We have a number of hurdles to getting higher quality, higher efficiency, lower cost health care. Administrative costs are one of them.

What is "Value-based" health insurance coverage?

I read this the other day:

Sen. Hutchinson touts value-based healthcare insurance coverage. In an op-ed in the Houston Chronicle (5/28), Sen. Kay Bailey Hutchinson (R-TX) wrote that rising healthcare costs "threaten the competitiveness of businesses in Texas and across the country and place an added burden on families who are struggling to make ends meet. Furthermore, our state and the federal government cannot indefinitely sustain the soaring cost of entitlement programs, like Medicare and Medicaid, which have helped ensure low-income and elderly Americans receive care...One of the most promising new concepts in health care delivery is Value Based Insurance Design, which offers the potential to simultaneously improve health care quality while reducing costs." This concept "embraces the simple yet transformative idea that cost barriers should be removed for 'high-value' prescriptions and treatments. A medicine or procedure is deemed high-value when evidence shows that we can maximize the health benefits to patients compared to dollars spent."

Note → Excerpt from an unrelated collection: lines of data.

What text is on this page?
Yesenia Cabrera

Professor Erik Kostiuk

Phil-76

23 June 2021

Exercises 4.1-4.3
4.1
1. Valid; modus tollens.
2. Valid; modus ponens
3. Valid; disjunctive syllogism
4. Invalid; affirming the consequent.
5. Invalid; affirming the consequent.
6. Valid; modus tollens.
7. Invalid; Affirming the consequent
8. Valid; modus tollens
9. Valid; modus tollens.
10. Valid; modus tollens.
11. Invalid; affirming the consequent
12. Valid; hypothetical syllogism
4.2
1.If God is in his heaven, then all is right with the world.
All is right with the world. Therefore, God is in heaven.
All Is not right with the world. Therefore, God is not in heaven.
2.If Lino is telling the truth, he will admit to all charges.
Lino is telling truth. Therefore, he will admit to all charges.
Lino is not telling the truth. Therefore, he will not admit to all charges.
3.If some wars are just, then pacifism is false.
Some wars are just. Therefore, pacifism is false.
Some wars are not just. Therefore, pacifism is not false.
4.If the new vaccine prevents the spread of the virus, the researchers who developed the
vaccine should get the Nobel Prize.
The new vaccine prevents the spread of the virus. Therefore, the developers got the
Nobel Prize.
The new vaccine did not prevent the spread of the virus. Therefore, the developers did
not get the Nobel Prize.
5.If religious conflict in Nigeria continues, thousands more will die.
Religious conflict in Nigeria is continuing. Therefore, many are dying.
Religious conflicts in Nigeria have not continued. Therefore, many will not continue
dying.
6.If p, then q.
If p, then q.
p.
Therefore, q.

Why is this "transformative?" I've always wondered why treatments weren't covered for necessary medicines etc...that would keep people healthy and out of the hospital (which costs a lot more). Hepatitis vaccine isn't covered, but hepatitis treatment is. Stuff like that. So "value-based" healthcare basically says that a medicine or procedure has a huge benefit relative to dollars spent.


While I agree this should be done, I ask, why is this idea transformative? It is simple common sense. I guess not so common in the political arena.


Of course, I have noted potential for problems in the wording. What do they mean by "maximize?" I would use the definition: The value of a procedure or medicine is maximal if were that done, a higher cost medicine or procedure or admission to hospital will no longer be required.


Of course, that is what I would do. I would not put it past congress to do something completely different and render this good idea useless.

How to choose a hospital PART 2

I have some additions and clarifications to my previous post.

To the above tips I add:

7) Find out which hospital closest to you has 24 hour cardiac catheterization capabilities. If you have a heart attack, you do not want to go to a hospital that is going to have to transfer you for this critical life-saving procedure. Time is muscle!

8) Pick a hospital with a pre-code team. What is a pre-code team? Usually when a patient "codes" i.e. heart stops or stops breathing, or both, a "code blue" is called where all available physicians who are part of the responding code team converge on the patient, with nurses, and respiratory therapists as part of the team (in many hospitals this is simply the ER doc running like a mad-man or mad-woman to the code). A pre-code team assess patients that are getting sicker BEFORE they code. And prevents them from coding in the first place. Not many hospitals have this. I would select one that does.

Clarifications:

When asking if a there are hospitalists, you need to specify, "Do you have hospitalist in-hospital at night?" (some hospitalists take call from home - odd, I know, but that's why you need to specify).

While academic centers have residents taking care of you at night, you might be wary, but compared to not having anyone there at night, it is preferable. Though I would ideally want a hospital with intensivists (ICU specialists that are there 24 hours) and a pre-code team. And second to that would be having hospitalists overnight. An Academic center would be my third choice. In certain situations, academic centers may be superior - especially for unusual diseases, transplants, and state-of-the-art medical care.

**note**
I would like to thank minako for her suggestion for #7 above. An obvious omission on my part, I'm sure it will not be the last. I welcome your comments and suggestions.